Matrix
Everyone’s raving about Matrix by Lauren Groff (I mean, this book sure roared in with a bang, right?), and here I am googling “psychology of preference” and scouring an old NPR transcript of an interview with Ira Flatow, Yale professor of psychology and author of How Pleasure Works. (In other words, why we like certain things.)
Matrix is a powerful novel based on the life of 12th-century poet Marie de France, who Groff envisions as a nun and eventual prioress of an abbey. Or as one Goodreads reviewer put it, this is “medieval girlboss fantasia.” This past year, most of the books I’ve read have come from the library so instead of physically marking up what I’m reading, I’ve kept a Word document with interesting quotes and notes from books I’ve read; I’ll point out that notes from Matrix comprise a full page of this 20-page doc. I think any reader would be hard-pressed to criticize the mechanics and prose and thematic execution of this novel. It’s pretty amazing.
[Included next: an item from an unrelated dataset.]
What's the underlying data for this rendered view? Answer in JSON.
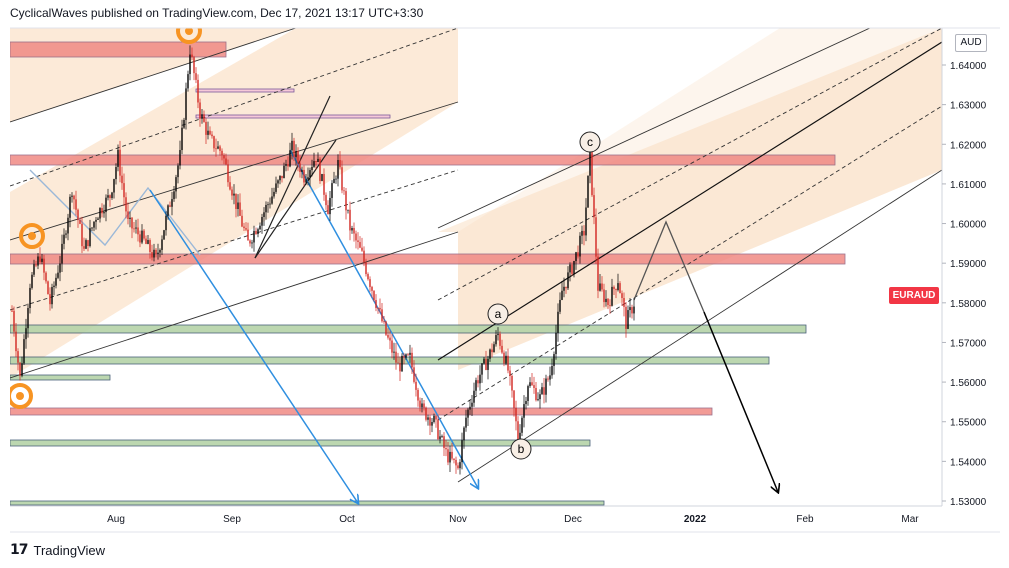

But — and this is a question that Very Serious Literary People probably don’t condone — how does a certain book make you feel? Do you *like* it? Back in September, I wrote about Burnt Sugar by Avni Doshi. (Btw, this is a Booker finalist that has just been named to the NYT’s “100 Notable Books” list for this year, so maybe it’s a book for you?) I feel the same way about Matrix…like I can’t quite grasp the characters, that they’re sort of “ethereal” or “gauzy.” Or more bluntly, as I wrote about Burnt Sugar: “…as if they were all living out of reach, in a world far from me.” I called it Dissociation Fiction, and now this is the third book (that I can think of, off the top of my head) that I’d put in this category.
So back to the psychology of all this: How come some books impact us, while others pass us by? And how come the person sitting next to you might have the reverse experience? How are “preferences” formed? (I know it’s not as simple as a rubric or something, but who wants to create a worksheet for books like the one in the second slide?)
And yes, if you’re gonna chime in: I will read Fates and Furies, STAT.